Attaques de hackers contre des opérations de paiement SWIFT

Des criminels ont dérobé la somme incroyable de 81 millions de dollars américains à la banque centrale du Bangladesh – non pas au cours d’un cambriolage digne d’un film, mais par le biais d’une attaque de hackers. Les malfaiteurs ont effectué plus de 30 virements du compte de la banque du Bangladesh à la Federal Reserve Bank (Fed) de New York vers des comptes aux Philippines. Cet exemple, ainsi que d’autres, montre que les opérations de paiement interbancaires constituent une cible de choix pour les criminels et que la sécurité du réseau financier international SWIFT est vulnérable. Certes, s’introduire dans ce réseau requiert des efforts considérables, mais les butins envisageables le sont encore bien davantage. Au vu de ce type d’attaques professionnelles, la sécurité des opérations de paiement est une fois de plus à l’ordre du jour.


La banque du Bangladesh a été victime d’une attaque à deux niveaux en février 2016. De toute évidence, les dispositifs de sécurité informatique se sont révélés insuffisants: la rumeur parle ainsi d’absence de pare-feu et d’une infrastructure réseau obsolète. C’est cette faille que les malfaiteurs auraient exploitée pour s’introduire dans le réseau de la banque et accéder aux données d'accès pour les virements. Dans SWIFT Client Alliance Access, ils furent en mesure de faire usage de ces données pour s’autoriser eux-mêmes en tant que donneur d’ordre des transactions. Pour la Fed, la Banque du Bangladesh agissait en tant qu’émetteur.

Selon BAE Systems, cette faille de sécurité aurait également permis aux criminels d’installer un logiciel malveillant spécialement conçu à cet effet dans le serveur SWIFT Alliance. Ce malware avait pour objectif de manipuler les messages de confirmation du réseau SWIFT et de désactiver la protection contre les accès à la base de données. Les transactions effectuées n’ont par conséquent pas été consignées correctement, et ce, afin d’effacer toute trace du méfait.

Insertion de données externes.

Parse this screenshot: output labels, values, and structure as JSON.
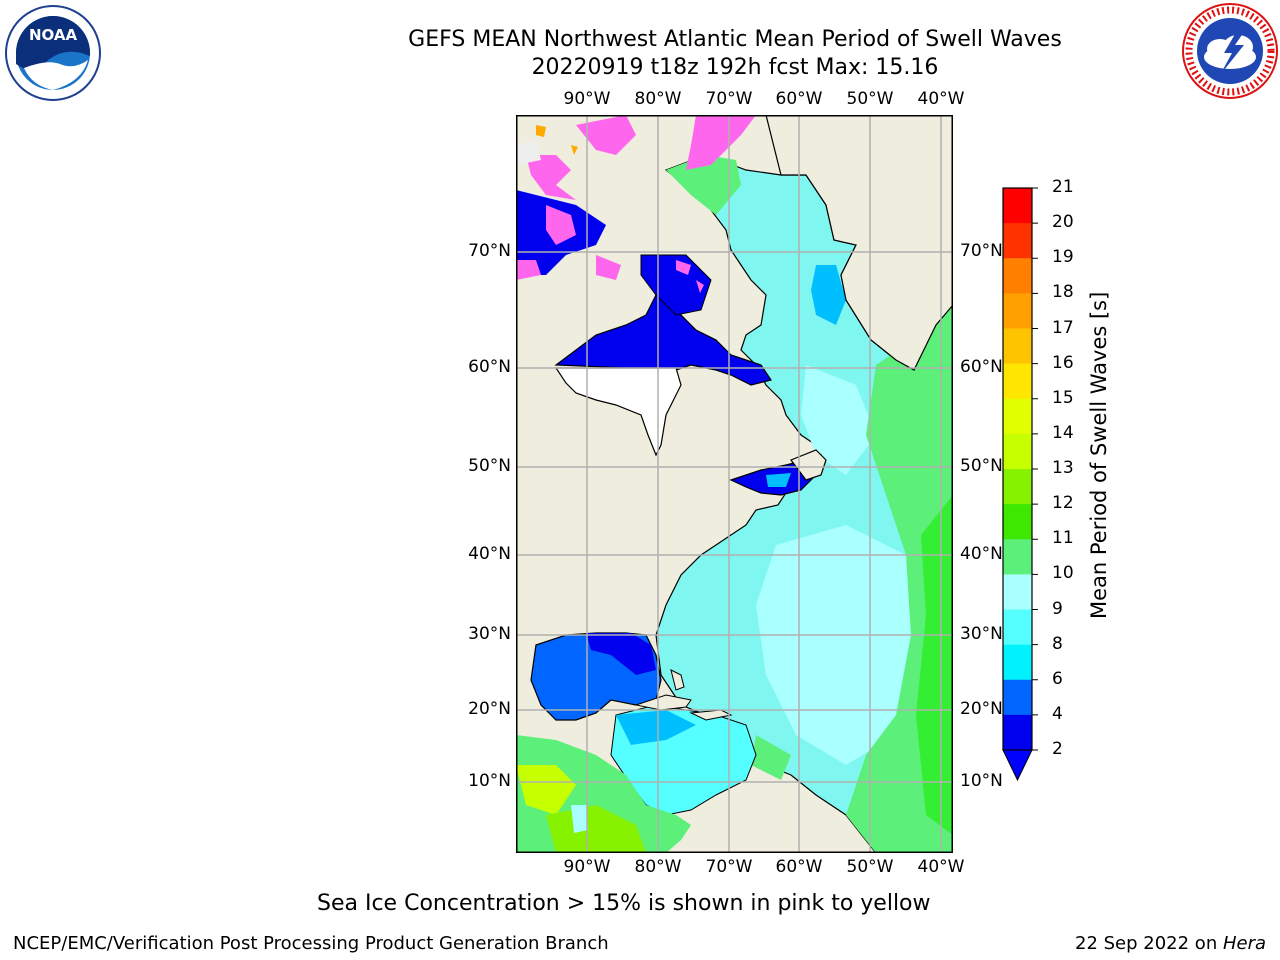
{
  "header": {
    "title_line1": "GEFS MEAN Northwest Atlantic Mean Period of Swell Waves",
    "title_line2": "20220919 t18z 192h fcst   Max: 15.16"
  },
  "logos": {
    "left": {
      "name": "noaa-logo",
      "text": "NOAA"
    },
    "right": {
      "name": "nws-logo",
      "text": "NATIONAL WEATHER SERVICE"
    }
  },
  "map": {
    "lon_ticks": [
      "90°W",
      "80°W",
      "70°W",
      "60°W",
      "50°W",
      "40°W"
    ],
    "lat_ticks": [
      "70°N",
      "60°N",
      "50°N",
      "40°N",
      "30°N",
      "20°N",
      "10°N"
    ],
    "land_color": "#efedde",
    "grid_color": "#b0b0b0"
  },
  "colorbar": {
    "title": "Mean Period of Swell Waves [s]",
    "levels": [
      "21",
      "20",
      "19",
      "18",
      "17",
      "16",
      "15",
      "14",
      "13",
      "12",
      "11",
      "10",
      "9",
      "8",
      "6",
      "4",
      "2"
    ],
    "colors": [
      "#ff0000",
      "#ff3300",
      "#ff5a00",
      "#ff7f00",
      "#ffa000",
      "#ffc400",
      "#ffe600",
      "#f7ff00",
      "#e2ff00",
      "#c6ff00",
      "#86f200",
      "#3ee800",
      "#33ee33",
      "#5cf07a",
      "#aaffff",
      "#55ffff",
      "#00f2ff",
      "#00bfff",
      "#0066ff",
      "#0000ee"
    ],
    "under_color": "#0000ff"
  },
  "note": "Sea Ice Concentration > 15% is shown in pink to yellow",
  "footer": {
    "left": "NCEP/EMC/Verification Post Processing Product Generation Branch",
    "right_date": "22 Sep 2022 on ",
    "right_host": "Hera"
  }
}
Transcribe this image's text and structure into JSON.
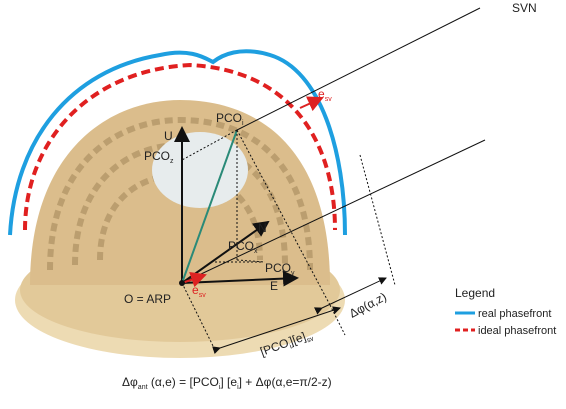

L’attaque des hackers a complètement neutralisé les mécanismes de sécurité de SWIFT, ouvrant aux malfaiteurs des possibilités presque illimitées. Le montant total des transactions demandées était en fait de 951 millions de dollars américains. Ce n’est qu’une erreur de saisie assez inhabituelle, incitant une banque du Bangladesh impliquée dans le processus à s’enquérir de la validité d’un virement, qui a permis de révéler l’escroquerie. Toutefois 81 millions de dollars avaient déjà été virés et avaient déjà disparu dans des casinos et chez des particuliers philippins. En mars 2016, Atjur Rahman, directeur de la banque centrale du Bangladesh ainsi que ses adjoints n’ont eu d’autre choix que de démissionner de leurs fonctions.

SWIFT a pour sa part reconnu que des messages frauduleux avaient été envoyés à plusieurs reprises par le biais du réseau au cours des derniers mois. En mai 2016, une banque commerciale avait ainsi été victime d’une escroquerie similaire : des criminels s’étaient introduits dans les systèmes informatiques pour y accéder à des données utilisateurs et manipuler des messages. Des mises à jour doivent maintenant combler les lacunes de sécurité constatées dans le logiciel SWIFT.

Bien que SWIFT souligne le fait que l’attaque ne remet pas en cause la sécurité du réseau, mais plutôt celle des systèmes utilisés pour y accéder, cette mésaventure illustre tout le dilemme des réseaux fermés internationaux. Même en déployant des moyens techniques importants, il est impossible de les cloisonner complètement. Outre le logiciel de l’exploitant du réseau, les systèmes bancaires environnants peuvent également présenter des failles, sans parler de collaborateurs mal intentionnés qui peuvent se rendre complices d’escroqueries. Une fois l’accès obtenu, tout un monde de possibilités s’ouvre aux malfaiteurs – d’où leur motivation. EBICS est un procédé qui utilise l’Internet – ouvert par définition – et qui met en œuvre un concept de sécurité misant sur des clés tant pour la cryptographie que pour l’authentification. Cette approche constitue une alternative face aux réseaux fermés.

Au vu des dommages potentiels énormes, il est impératif de mettre en place une protection exhaustive des transactions tant interbancaires qu’entre banques et entreprises. Et il faut s’attendre à une recrudescence des cyberattaques telles que celles décrites ci-avant. Pour y faire face, les mesures de sécurité des procédures et des systèmes informatiques des banques et celles applicables au personnel doivent être parfaitement imbriquées.